> For the complete documentation index, see [llms.txt](https://docs.cartesi.io/llms.txt)

---
title: GPG Verify project
tags: [sdk, tutorials, low-level developer]
---

:::note Section Goal

- understand use case of using GPG for document signature verification
- create and initialize project for the GPG Verify Cartesi Compute dApp
  :::

## Introduction

In this tutorial, we will explore how Cartesi Compute can be used to implement a solution for a more realistic use case: verifying document signatures using GPG.

Oftentimes, a smart contract needs to validate that a given set of data is indeed authentic, in the sense that it can be trusted to have been provided by a specified agent, and that it has not been tampered. _Digital signatures_ are a great way of achieving that goal. The general idea is that a given user or organization employs a _private key_ to generate a signature for a specific document. Any party that receives a copy of that document and the associated signature can then use the organization's corresponding _public key_, which is openly distributed, to check the integrity and authenticity of the data.

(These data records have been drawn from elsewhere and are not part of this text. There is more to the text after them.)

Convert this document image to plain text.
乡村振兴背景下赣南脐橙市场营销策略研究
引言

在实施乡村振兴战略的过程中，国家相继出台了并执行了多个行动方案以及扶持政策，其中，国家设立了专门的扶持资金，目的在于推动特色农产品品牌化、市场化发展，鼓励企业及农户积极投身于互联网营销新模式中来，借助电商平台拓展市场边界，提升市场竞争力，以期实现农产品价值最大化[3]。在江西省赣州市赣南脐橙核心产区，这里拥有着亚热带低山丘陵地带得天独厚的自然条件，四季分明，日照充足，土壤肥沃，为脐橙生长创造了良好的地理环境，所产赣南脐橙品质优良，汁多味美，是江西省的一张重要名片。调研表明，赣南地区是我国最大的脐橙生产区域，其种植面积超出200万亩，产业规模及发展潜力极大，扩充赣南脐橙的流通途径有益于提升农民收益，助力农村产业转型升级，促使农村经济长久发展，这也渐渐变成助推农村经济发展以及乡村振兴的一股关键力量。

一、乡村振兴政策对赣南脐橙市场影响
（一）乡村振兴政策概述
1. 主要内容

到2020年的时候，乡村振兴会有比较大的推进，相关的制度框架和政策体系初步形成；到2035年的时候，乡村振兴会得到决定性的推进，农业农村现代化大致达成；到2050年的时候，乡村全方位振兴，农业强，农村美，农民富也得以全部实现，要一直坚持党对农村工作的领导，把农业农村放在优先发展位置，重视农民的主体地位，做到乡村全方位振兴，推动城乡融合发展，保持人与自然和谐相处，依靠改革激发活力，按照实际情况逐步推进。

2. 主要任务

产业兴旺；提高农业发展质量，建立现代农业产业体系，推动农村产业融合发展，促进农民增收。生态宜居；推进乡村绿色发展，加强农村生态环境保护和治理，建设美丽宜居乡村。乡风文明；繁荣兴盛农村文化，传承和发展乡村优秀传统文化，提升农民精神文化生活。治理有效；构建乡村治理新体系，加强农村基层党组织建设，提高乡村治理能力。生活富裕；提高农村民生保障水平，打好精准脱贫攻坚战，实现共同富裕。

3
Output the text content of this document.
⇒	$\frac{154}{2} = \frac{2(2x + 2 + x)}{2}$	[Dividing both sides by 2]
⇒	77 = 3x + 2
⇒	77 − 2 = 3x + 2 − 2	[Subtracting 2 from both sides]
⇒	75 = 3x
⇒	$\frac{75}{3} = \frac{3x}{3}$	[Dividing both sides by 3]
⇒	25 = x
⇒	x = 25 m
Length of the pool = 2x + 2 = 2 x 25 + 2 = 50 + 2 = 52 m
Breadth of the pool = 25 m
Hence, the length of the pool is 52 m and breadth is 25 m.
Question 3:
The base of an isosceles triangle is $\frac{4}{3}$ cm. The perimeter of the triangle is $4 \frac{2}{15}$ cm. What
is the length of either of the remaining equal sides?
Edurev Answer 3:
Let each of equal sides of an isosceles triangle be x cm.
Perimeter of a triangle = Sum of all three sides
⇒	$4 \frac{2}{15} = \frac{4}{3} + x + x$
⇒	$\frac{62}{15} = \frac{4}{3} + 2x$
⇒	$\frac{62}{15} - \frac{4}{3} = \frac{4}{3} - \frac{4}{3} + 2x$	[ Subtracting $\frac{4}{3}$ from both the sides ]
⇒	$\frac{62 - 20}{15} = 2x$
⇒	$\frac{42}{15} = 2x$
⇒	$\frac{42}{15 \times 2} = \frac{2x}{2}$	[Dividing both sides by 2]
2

The [GNU Privacy Guard (GnuPG)](https://www.gnupg.org/) is a widely used tool for encrypting and signing data, and is commonly available in Linux distributions. As such, in this project we will use it inside a Cartesi Machine to check whether a given document's signature is indeed valid. We will detail how to build this solution in the following sections, and a complete implementation can be directly accessed within the [Cartesi Compute Tutorials GitHub repo](https://github.com/cartesi/compute-tutorials/tree/master/gpg-verify).

## Initializing the dApp project

To begin with, let's create a directory for our project and set up some subdirectories inside it, as [discussed before](../helloworld/create-project.md):

```bash
mkdir gpg-verify
cd gpg-verify
mkdir contracts
mkdir deploy
mkdir cartesi-machine
```

As always, we need to add the required project dependencies to Hardhat/Ethers and the Cartesi Compute SDK, as well as TypeScript:

```bash
yarn add @cartesi/compute-sdk@1.3.0
yarn add ethers@5.4.7 hardhat hardhat-deploy hardhat-deploy-ethers --dev
yarn add typescript ts-node --dev
```

Finally, we need to create the `hardhat.config.ts` file to indicate the location of the Ethereum instance running inside our [development environment](../compute-env.md), in addition to the dependency on Cartesi Compute's artifacts and deployments scripts and other configurations:

```javascript
import { HardhatUserConfig } from "hardhat/config";

import "hardhat-deploy";
import "hardhat-deploy-ethers";

const config: HardhatUserConfig = {
  networks: {
    localhost: {
      url: "http://localhost:8545",
    },
  },
  solidity: {
    version: "0.7.4",
  },
  external: {
    contracts: [
      {
        artifacts: "node_modules/@cartesi/compute-sdk/export/artifacts",
        deploy: "node_modules/@cartesi/compute-sdk/dist/deploy",
      },
    ],
    deployments: {
      localhost: ["../compute-env/deployments/localhost"],
    },
  },
  namedAccounts: {
    deployer: {
      default: 0,
    },
    alice: {
      default: 0,
    },
    bob: {
      default: 1,
    },
  },
};

export default config;
```

## Public key file

As explained above, the idea of signing documents is that any party can use an openly distributed _public key_ to check the validity of a signature. As such, to implement this project we will need to acquire such a key and make it available to our dApp.

In fact, a specific _keypair_ for a fictional user `compute.tutorials@cartesi.io` was created just for the purposes of this tutorial, and both its public and private keys are available in the [Cartesi Compute Tutorials GitHub repo](https://github.com/cartesi/compute-tutorials/tree/master/gpg-verify/cartesi-machine).

To download the public key to an appropriate location, first `cd` into the `cartesi-machine` subdirectory:

```bash
cd cartesi-machine
```

Then, download the public key by typing:

```bash
wget https://github.com/cartesi/compute-tutorials/raw/master/gpg-verify/cartesi-machine/compute-pub.key
```

With that set, in the next section we will learn how to supply this key to a Cartesi Machine using an `ext2` file-system, so that we can experiment with GPG signature verification inside a Cartesi Machine.